In the psychological literature on lying, transparency was identified with how leaky liars were when lying. Traditionally it was held that leakage was prevalent among liars, especially in the case of lies that were not sanctioned and when there was something important at stake for the liar (high-stakes lies). That is, traditionally it was held that most liars were transparent. Recent research on lie detection has cast doubt on this claim about the prevalence of leakage and has argued instead that leakage among liars is much more variable: leakage is the exception rather than the rule for liars. The conclusion is that there are far fewer transparent liars, and many more nontransparent liars, than studies originally held.

In the work of Paul Ekman and Wallace V. Friesen in the late 1960s and 1970s it was determined that liars typically experience certain emotions, such as guilt (about telling lies) and fear (being detected when they tell lies). It was also determined that liars can experience delight in succeeding in duping people. Truth-tellers, by contrast, do not typically experience these emotions in telling the truth. Although liars may attempt to suppress these emotions and control the display of these emotions, by attempting to hide the emotions with a mask of neutrality (maintaining a “poker face”), or covering the truly felt emotion with a different, false emotion, emotions are not normally under the conscious control of liars. In addition to verbal cues that signal lying, such emotions can be leaked to the recipients of lies, nonverbally, and hence are also cues that signal lying.

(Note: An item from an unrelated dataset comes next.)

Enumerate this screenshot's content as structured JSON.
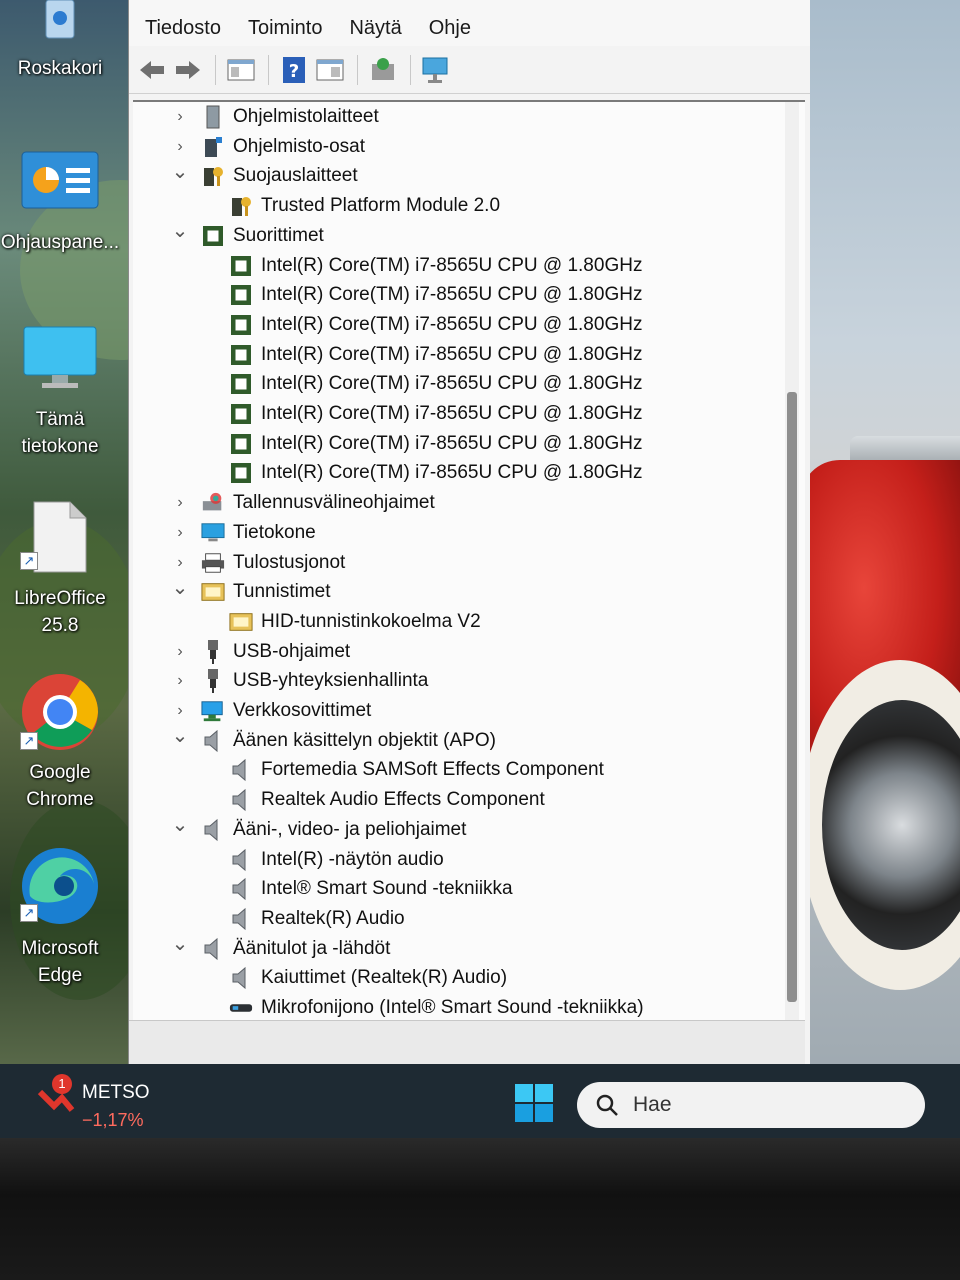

This idea of leakage was expanded upon by researchers in the 1980s such as Miron Zuckerman, Bella M. DePaulo, and Robert Rosenthal, who advanced a four-factor internal state theory. Liars, as opposed to truth-tellers, are more likely to experience greater levels of arousal, emotions (such as guilt and fear), greater cognitive effort, and more effort to control their nonverbal displays of emotion. Each of these internal states was thought to be associated with certain nonverbal behaviors; for example, in the case of increased cognitive effort, lying was thought to lead to an increased number of speech errors and longer response latencies. Even if liars presented themselves as honest, therefore, they leak cues to their own lying, both verbally and nonverbally.

If liars typically leak cues to their own lying, then it follows that liars are typically transparent liars. Because this conclusion was at odds with lie detection experiments, in which subjects are, on average, only 54 percent accurate in detecting liars, or only slightly better than chance, researchers argued that people are poor at detecting leakage, at least without training. As it were, people are poor at detecting transparent liars.

More recently, researchers such as Bella M. DePaulo and Charles F. Bond have determined that there is much more variance in liars' transparency and much less variance in people's ability to detect lies, even if variance in transparency is not large in an absolute sense. The majority of people can lie without leaking, or without leaking very much, to the recipients of the lies they are telling. That is, the majority of people are not very transparent liars. A small proportion of people, however, have a tendency to give themselves away and to leak that they are lying. That is, a small proportion of people are transparent liars. Although not perfectly transparent, such transparent liars are detected by the recipients of their lies.